Turkey has to make its biggest decision since joining NATO
Turkey has always been at the intersection of two different worlds, bridging the gap where Europe meets Asia, where East meets West, and where many cultures historically clashed. During the Cold War, it was in Muslim Turkey's interest to become a NATO ally. It had remained firmly in the NATO sphere until recently. Now the U.S. is giving the Turkish government an ultimatum.
Within the next two weeks the Turkish government has to decide whether it will maintain its complete alliance with NATO partners and go all-in with the F-35 or risk a severe penalty and buy Russia's S-400 missile system. The Turkish government has already inked a deal to buy Russia's missile defense system, which would remove them from eligibility to buy the 100 F-35 Joint Strike Fighters it was promised – while facing the possibility of U.S. sanctions and other NATO fallout.

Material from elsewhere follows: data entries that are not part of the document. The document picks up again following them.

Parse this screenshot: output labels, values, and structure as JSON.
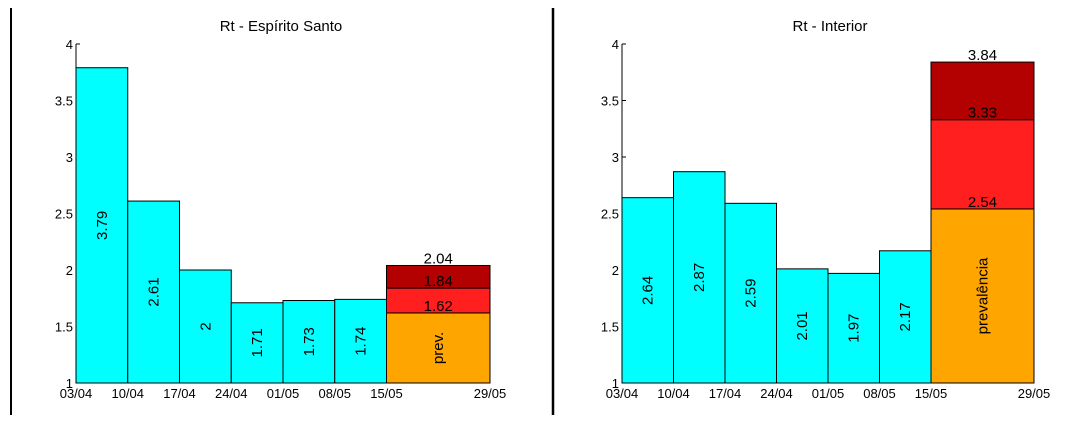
{
  "chart_data": [
    {
      "type": "bar",
      "title": "Rt - Espírito Santo",
      "ylim": [
        1,
        4
      ],
      "yticks": [
        "1",
        "1.5",
        "2",
        "2.5",
        "3",
        "3.5",
        "4"
      ],
      "xticks": [
        "03/04",
        "10/04",
        "17/04",
        "24/04",
        "01/05",
        "08/05",
        "15/05",
        "29/05"
      ],
      "bars": [
        {
          "start": "03/04",
          "end": "10/04",
          "value": 3.79,
          "label": "3.79"
        },
        {
          "start": "10/04",
          "end": "17/04",
          "value": 2.61,
          "label": "2.61"
        },
        {
          "start": "17/04",
          "end": "24/04",
          "value": 2.0,
          "label": "2"
        },
        {
          "start": "24/04",
          "end": "01/05",
          "value": 1.71,
          "label": "1.71"
        },
        {
          "start": "01/05",
          "end": "08/05",
          "value": 1.73,
          "label": "1.73"
        },
        {
          "start": "08/05",
          "end": "15/05",
          "value": 1.74,
          "label": "1.74"
        }
      ],
      "forecast": {
        "start": "15/05",
        "end": "29/05",
        "base_label": "prev.",
        "segments": [
          {
            "value": 1.62,
            "label": "1.62",
            "color": "#ffa500"
          },
          {
            "value": 1.84,
            "label": "1.84",
            "color": "#ff1f1f"
          },
          {
            "value": 2.04,
            "label": "2.04",
            "color": "#b30000"
          }
        ]
      },
      "bar_color": "#00ffff"
    },
    {
      "type": "bar",
      "title": "Rt - Interior",
      "ylim": [
        1,
        4
      ],
      "yticks": [
        "1",
        "1.5",
        "2",
        "2.5",
        "3",
        "3.5",
        "4"
      ],
      "xticks": [
        "03/04",
        "10/04",
        "17/04",
        "24/04",
        "01/05",
        "08/05",
        "15/05",
        "29/05"
      ],
      "bars": [
        {
          "start": "03/04",
          "end": "10/04",
          "value": 2.64,
          "label": "2.64"
        },
        {
          "start": "10/04",
          "end": "17/04",
          "value": 2.87,
          "label": "2.87"
        },
        {
          "start": "17/04",
          "end": "24/04",
          "value": 2.59,
          "label": "2.59"
        },
        {
          "start": "24/04",
          "end": "01/05",
          "value": 2.01,
          "label": "2.01"
        },
        {
          "start": "01/05",
          "end": "08/05",
          "value": 1.97,
          "label": "1.97"
        },
        {
          "start": "08/05",
          "end": "15/05",
          "value": 2.17,
          "label": "2.17"
        }
      ],
      "forecast": {
        "start": "15/05",
        "end": "29/05",
        "base_label": "prevalência",
        "segments": [
          {
            "value": 2.54,
            "label": "2.54",
            "color": "#ffa500"
          },
          {
            "value": 3.33,
            "label": "3.33",
            "color": "#ff1f1f"
          },
          {
            "value": 3.84,
            "label": "3.84",
            "color": "#b30000"
          }
        ]
      },
      "bar_color": "#00ffff"
    }
  ]
}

The U.S. Department of State gave Turkey until the first week of June to make the call.
Russia's S-400 missile defense system.
Russia called Washington's warning an "ultimatum," and condemned the threat of sanctions as an attempt to strong-arm Ankara into buying Raytheon's Patriot batteries and Lockheed's Joint Strike Fighter. Turkey agreed to pay $2.5 billion for the S-400 system, one of the most advanced defense systems in the world. Turkey is also one of the manufacturing partners for the world's most advanced fighter. But Turkey is already building the infrastructure for the S-400.
No one has stated exactly what the economic and military consequences for Turkey will be if they fail to reject the S-400.